En fait, ce n’était pas le peuple qui remplissait la jolie salle du Trianon : c’était un public bourgeois, dont l’élégance eût fait envie à l’Odéon. On me dira qu’il est souvent difficile de distinguer à son costume un ouvrier parisien d’un bourgeois. Je le veux bien ; mais il m’est difficile de croire qu’un ouvrier se mette, le soir, en redingote et en chapeau haut de forme, pour aller au théâtre ; or cet uniforme de la bourgeoisie se voyait de l’orchestre aux galeries, et jusqu’aux dernières places.

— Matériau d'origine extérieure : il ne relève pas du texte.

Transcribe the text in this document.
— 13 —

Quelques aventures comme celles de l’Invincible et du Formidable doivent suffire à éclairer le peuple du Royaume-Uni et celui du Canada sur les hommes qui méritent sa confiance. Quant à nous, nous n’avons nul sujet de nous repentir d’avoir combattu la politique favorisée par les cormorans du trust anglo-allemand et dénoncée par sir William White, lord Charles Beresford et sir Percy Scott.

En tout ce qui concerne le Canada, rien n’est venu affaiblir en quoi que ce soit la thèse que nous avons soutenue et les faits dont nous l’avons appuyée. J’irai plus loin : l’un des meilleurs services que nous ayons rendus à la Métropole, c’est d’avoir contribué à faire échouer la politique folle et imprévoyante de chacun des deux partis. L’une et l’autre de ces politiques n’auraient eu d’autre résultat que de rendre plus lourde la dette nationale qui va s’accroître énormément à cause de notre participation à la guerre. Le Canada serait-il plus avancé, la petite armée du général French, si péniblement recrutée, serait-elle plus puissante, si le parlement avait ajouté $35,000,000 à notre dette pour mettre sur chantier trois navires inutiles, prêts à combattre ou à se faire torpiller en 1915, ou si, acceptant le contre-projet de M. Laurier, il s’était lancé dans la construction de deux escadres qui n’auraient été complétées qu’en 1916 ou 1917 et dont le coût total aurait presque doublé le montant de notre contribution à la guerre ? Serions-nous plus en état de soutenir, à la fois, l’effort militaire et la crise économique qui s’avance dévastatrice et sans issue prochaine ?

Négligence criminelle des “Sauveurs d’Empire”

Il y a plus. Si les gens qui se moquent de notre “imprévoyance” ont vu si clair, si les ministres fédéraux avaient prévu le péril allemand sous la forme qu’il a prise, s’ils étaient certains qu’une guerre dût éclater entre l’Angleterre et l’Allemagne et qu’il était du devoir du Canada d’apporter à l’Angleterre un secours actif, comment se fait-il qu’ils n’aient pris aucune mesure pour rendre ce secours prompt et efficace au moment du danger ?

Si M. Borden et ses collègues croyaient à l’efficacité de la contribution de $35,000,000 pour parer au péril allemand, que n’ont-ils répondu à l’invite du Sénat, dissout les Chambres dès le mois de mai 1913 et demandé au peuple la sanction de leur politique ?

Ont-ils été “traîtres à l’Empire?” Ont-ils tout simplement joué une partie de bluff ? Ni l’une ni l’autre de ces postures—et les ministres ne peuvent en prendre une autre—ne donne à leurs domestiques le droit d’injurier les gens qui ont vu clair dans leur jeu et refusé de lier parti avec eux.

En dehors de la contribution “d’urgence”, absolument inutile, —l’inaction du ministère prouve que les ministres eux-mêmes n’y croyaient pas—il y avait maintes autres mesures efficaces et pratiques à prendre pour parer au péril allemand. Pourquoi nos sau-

Fait caractéristique d’ailleurs : les places à 3 francs et à 2 francs 50 étaient remplies ; les places à 1 franc étaient presque vides.

Messieurs et dames se lorgnent avec leurs jumelles en attendant le lever du rideau, qui tarde, comme il convient. La conférence obligée commence vers 9 heures ; le spectacle, vers 9 heures et demie ; il est coupé de deux longs entr’actes, et se termine à minuit moins le quart. — Rien de plus populaire, comme on voit, et de mieux combiné en vue du travail du lendemain.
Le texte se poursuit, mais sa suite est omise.